Europe’s forthcoming Markets in Crypto-assets (MiCA) Regulation will harmonise the regulatory approach across the European Union and put in place significant consumer protection and prudential requirements for VASPs. Yet, in its current state, a large part of the private sector crypto industry in Europe is likely unprepared or unequipped to comply.

There’s a higher chance your EU counterpart VASP is not authorised than authorised.

In Europe, the number of VASPs authorised to conduct crypto-asset services is less than the number of VASPs that previously obtained authorisation but are now no longer authorised, a statistic which signifies a great deal of transience in the industry and, as we saw in Estonia, perhaps indicates an inability or an unwillingness for some firms to comply with existing or enhanced requirements.

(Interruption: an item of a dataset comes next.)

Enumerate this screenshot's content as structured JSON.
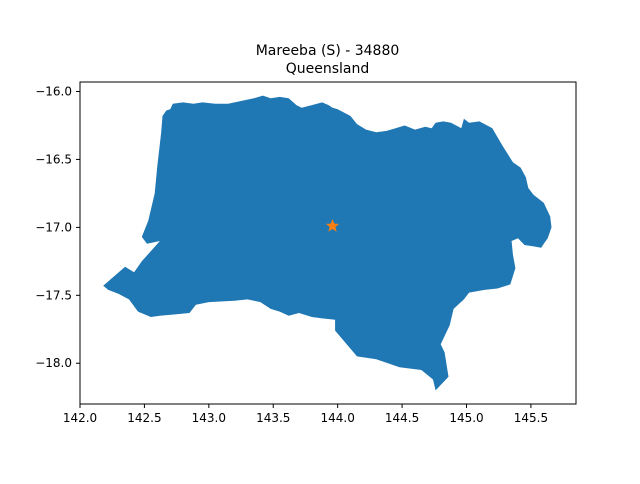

According to FATF Recommendations, virtual asset businesses must know whether their counterparts are regulated and be aware of changes to regulatory status and related data in order to make well-informed risk-based decisions. Given recent market events, we expect increased pressure for regulators to more adamantly enforce the Travel Rule, a requirement that, to date, has not seen much attention from the industry or regulators.

Most EU regulators do not provide data on VASPs that are not permitted to conduct activities.

To date, not many National Competent Authorities (NCAs) in Europe have made public and available the list of VASPs they have explicitly not permitted to conduct crypto-asset activities. There are only 126 of these entities reported in Europe, with the majority of the transparency coming from NCAs in France and Malta. The lack of complete data on the matter suggests there are likely a lot more VASPs in this category.

It will remain a difficult task for the private sector crypto businesses to comply with Europe’s forthcoming version of the Travel Rule, the Transfer of Funds Regulation (ToFR), if they are unable to determine when VASPs have been prohibited and by which National Competent Authorities (NCAs). The industry will need increased transparency from EU regulators in order to meet their compliance requirements.